Here is an example of an android_binary() rule that includes Android resources from one dependency and compiled Java code from another dependency:

android_resource(
  name = 'res',
  res = 'res',
  assets = 'assets',
)

android_library(
  name = 'src',
  srcs = glob(['src/**/*.java']),
  deps = [
    ':res',
  ],
)

# Building this rule will produce a file named messenger.apk.
android_binary(
  name = 'messenger',
  manifest = 'AndroidManifest.xml',
  keystore = '//keystores:prod',
  package_type = 'release',
  proguard_config = 'proguard.cfg',
  deps = [
    ':res',
    ':src',
  ],
)

ReDex

Buck makes it easy to run ReDex as part of android_binary(). ReDex is an Android bytecode optimizer that can help reduce the size of your release builds. Please refer to ReDex for instructions on how to create a ReDex executable.

Currently, the path to ReDex must be specified as a path (or build target) in .buckconfig:

[android]
  # In this example, we assume that you have ReDex packaged as a single
  # executable file named redex-bin. Read "Creating redex-bin" below on how
  # to create this file. Note that the expectation is that you check
  # redex-bin into your project.
  redex = third-party/native/redex/redex-bin

  # Alternatively, you could create a genrule(), such as
  # //tools/redex:redex, that wraps ReDex. It must have
  # `executable = True` to ensure the genrule() is runnable.
  # In this case, you would specify the build target instead
  # of the file path.
  # redex = //tools/redex:redex

If a ReDex executable is set properly in .buckconfig, then it is possible to run ReDex as part of building an android_binary(), but the following conditions must hold:

• redex = True must be set on the android_binary().
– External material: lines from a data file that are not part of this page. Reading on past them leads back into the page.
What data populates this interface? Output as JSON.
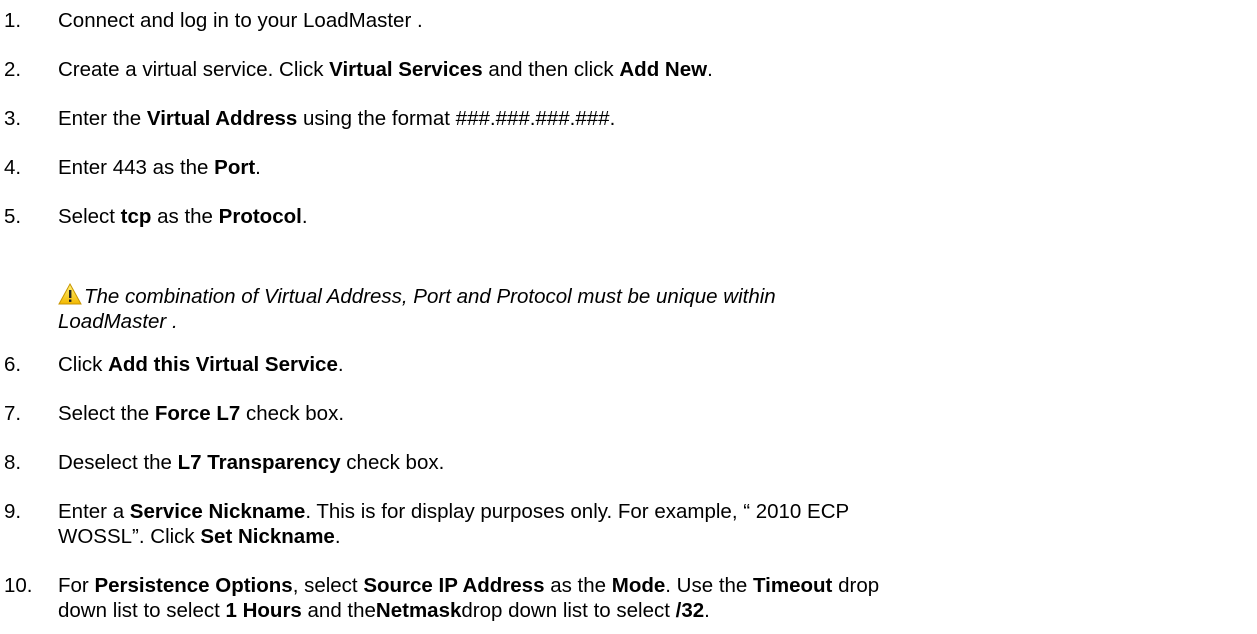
{
  "steps": [
    {
      "num": "1.",
      "parts": [
        {
          "t": "Connect and log in to your LoadMaster  ."
        }
      ]
    },
    {
      "num": "2.",
      "parts": [
        {
          "t": "Create a virtual service. Click "
        },
        {
          "t": "Virtual Services",
          "b": true
        },
        {
          "t": " and then click "
        },
        {
          "t": "Add New",
          "b": true
        },
        {
          "t": "."
        }
      ]
    },
    {
      "num": "3.",
      "parts": [
        {
          "t": "Enter the "
        },
        {
          "t": "Virtual Address",
          "b": true
        },
        {
          "t": " using the format ###.###.###.###."
        }
      ]
    },
    {
      "num": "4.",
      "parts": [
        {
          "t": "Enter 443 as the "
        },
        {
          "t": "Port",
          "b": true
        },
        {
          "t": "."
        }
      ]
    },
    {
      "num": "5.",
      "parts": [
        {
          "t": "Select "
        },
        {
          "t": "tcp",
          "b": true
        },
        {
          "t": " as the "
        },
        {
          "t": "Protocol",
          "b": true
        },
        {
          "t": "."
        }
      ]
    },
    {
      "num": "6.",
      "parts": [
        {
          "t": "Click "
        },
        {
          "t": "Add this Virtual Service",
          "b": true
        },
        {
          "t": "."
        }
      ]
    },
    {
      "num": "7.",
      "parts": [
        {
          "t": "Select the "
        },
        {
          "t": "Force L7",
          "b": true
        },
        {
          "t": " check box."
        }
      ]
    },
    {
      "num": "8.",
      "parts": [
        {
          "t": "Deselect the "
        },
        {
          "t": "L7 Transparency",
          "b": true
        },
        {
          "t": " check box."
        }
      ]
    },
    {
      "num": "9.",
      "parts": [
        {
          "t": "Enter a "
        },
        {
          "t": "Service Nickname",
          "b": true
        },
        {
          "t": ". This is for display purposes only. For example, “ 2010 ECP"
        }
      ]
    },
    {
      "num": "",
      "parts": [
        {
          "t": "WOSSL”. Click "
        },
        {
          "t": "Set Nickname",
          "b": true
        },
        {
          "t": "."
        }
      ]
    },
    {
      "num": "10.",
      "parts": [
        {
          "t": "For "
        },
        {
          "t": "Persistence Options",
          "b": true
        },
        {
          "t": ", select "
        },
        {
          "t": "Source IP Address",
          "b": true
        },
        {
          "t": " as the "
        },
        {
          "t": "Mode",
          "b": true
        },
        {
          "t": ". Use the "
        },
        {
          "t": "Timeout",
          "b": true
        },
        {
          "t": " drop"
        }
      ]
    },
    {
      "num": "",
      "parts": [
        {
          "t": "down list to select "
        },
        {
          "t": "1 Hours",
          "b": true
        },
        {
          "t": " and the"
        },
        {
          "t": "Netmask",
          "b": true
        },
        {
          "t": "drop down list to select "
        },
        {
          "t": "/32",
          "b": true
        },
        {
          "t": "."
        }
      ]
    }
  ],
  "warning": {
    "icon": "warning-icon",
    "icon_color": "#f2c200",
    "line1": "The combination of Virtual Address, Port and Protocol must be unique within",
    "line2": "LoadMaster ."
  }
}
Other ReDex configuration options on android_binary() include:

• redex_config
• redex_json_args

Fast DEX merging for Android

Buck includes a customized version of the Android DEX compiler, dx, which includes significant performance improvements. It uses a faster algorithm for merging many DEX files, which is especially effective because of Buck's support for fine-grained libraries.

The custom version of dx also supports running multiple copies of dx concurrently within a single long-lived buckd process, which eliminates most of dx's start-up time.